3. Add more biotin, iron and vitamin D to your diet.

“These are essential building blocks required to repair damaged hair,” Darius says. Here are some good food sources for those:

— Biotin: organ meats, eggs and salmon.

— Iron: chicken, turkey, beans and spinach.

Vitamin D: fatty fish, vitamin D-fortified milk and cereal.

Consider taking a multivitamin while experiencing hair loss as it’s sometimes caused by a vitamin deficiency, Massick says.

[SEE: Best Vitamins and Minerals for Older Adults.]

4. Try any treatments as recommended by your doctor. Biotin supplements and over-the-counter minoxidil are commonly used to help hair regrow. Topical minoxidil stimulates hair growth by increasing blood flow to your hair follicles. Don’t use minoxidil if you’re pregnant or breastfeeding. Be wary of other advertised cures for hair loss that don’t have a proven history of effectiveness.

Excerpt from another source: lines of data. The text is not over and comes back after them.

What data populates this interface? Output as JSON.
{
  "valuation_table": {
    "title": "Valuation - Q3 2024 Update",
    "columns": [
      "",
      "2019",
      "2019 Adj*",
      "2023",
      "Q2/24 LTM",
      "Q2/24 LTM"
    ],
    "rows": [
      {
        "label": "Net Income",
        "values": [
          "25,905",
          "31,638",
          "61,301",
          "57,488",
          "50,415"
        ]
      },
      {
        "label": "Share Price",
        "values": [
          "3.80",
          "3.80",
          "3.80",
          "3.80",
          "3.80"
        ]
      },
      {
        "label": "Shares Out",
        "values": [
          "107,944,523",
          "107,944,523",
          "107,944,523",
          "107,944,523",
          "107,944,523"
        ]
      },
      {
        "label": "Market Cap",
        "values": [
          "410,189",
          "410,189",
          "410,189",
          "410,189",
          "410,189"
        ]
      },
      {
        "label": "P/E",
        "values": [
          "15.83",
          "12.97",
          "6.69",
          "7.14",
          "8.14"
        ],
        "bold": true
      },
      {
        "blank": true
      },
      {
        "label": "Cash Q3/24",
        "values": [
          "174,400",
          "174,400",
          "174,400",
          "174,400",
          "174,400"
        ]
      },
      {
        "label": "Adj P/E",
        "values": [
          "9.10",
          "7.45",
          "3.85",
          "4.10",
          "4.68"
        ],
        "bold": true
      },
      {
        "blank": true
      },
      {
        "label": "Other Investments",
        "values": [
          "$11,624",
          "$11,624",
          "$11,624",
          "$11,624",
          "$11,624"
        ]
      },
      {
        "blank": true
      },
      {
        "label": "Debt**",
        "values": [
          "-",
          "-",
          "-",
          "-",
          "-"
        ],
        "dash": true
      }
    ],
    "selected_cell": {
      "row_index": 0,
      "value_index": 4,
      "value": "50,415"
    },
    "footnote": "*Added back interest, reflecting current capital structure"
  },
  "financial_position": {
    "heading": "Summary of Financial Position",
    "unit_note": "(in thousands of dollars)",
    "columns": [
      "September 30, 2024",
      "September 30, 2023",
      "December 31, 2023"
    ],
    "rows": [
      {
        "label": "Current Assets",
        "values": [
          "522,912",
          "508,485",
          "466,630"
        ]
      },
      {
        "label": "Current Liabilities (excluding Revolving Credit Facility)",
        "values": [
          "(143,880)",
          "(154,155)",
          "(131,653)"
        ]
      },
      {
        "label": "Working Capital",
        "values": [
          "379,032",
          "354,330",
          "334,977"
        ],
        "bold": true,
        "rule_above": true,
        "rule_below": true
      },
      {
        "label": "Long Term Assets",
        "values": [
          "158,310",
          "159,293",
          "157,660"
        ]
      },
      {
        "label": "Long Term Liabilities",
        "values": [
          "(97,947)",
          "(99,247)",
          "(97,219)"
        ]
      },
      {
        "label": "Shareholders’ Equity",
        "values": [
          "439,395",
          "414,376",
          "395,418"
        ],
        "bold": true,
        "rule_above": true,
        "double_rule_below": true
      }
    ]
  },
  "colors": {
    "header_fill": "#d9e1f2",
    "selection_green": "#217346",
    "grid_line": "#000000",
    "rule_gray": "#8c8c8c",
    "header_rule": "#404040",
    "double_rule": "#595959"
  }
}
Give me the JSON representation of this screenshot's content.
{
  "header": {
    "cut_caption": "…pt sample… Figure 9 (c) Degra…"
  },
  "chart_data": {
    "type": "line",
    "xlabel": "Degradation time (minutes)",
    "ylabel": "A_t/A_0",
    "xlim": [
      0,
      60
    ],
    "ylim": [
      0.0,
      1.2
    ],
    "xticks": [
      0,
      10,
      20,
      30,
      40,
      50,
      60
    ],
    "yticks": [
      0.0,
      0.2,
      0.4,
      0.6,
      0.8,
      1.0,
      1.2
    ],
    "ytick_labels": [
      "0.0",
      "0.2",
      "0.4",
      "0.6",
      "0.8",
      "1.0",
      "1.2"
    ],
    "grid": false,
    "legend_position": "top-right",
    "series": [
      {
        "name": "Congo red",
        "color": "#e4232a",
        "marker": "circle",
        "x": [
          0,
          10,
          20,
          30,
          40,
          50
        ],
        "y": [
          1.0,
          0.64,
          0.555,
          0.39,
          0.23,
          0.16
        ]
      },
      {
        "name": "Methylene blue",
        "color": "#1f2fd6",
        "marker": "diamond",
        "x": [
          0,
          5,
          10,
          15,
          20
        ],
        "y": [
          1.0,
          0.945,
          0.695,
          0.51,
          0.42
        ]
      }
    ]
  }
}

5. Continue to monitor any unusual symptoms that occur after you’ve had COVID-19. As researchers continue to study the virus, they’ll want to hear from patients about their recovery experiences. Let your doctor know of any new or long-term symptoms. You also can share your virus experience via COVID-19 survivor support groups such as Survivor Corps, Lambert says. Some long-term symptoms such as heart and vision problems can be serious and may need further treatment.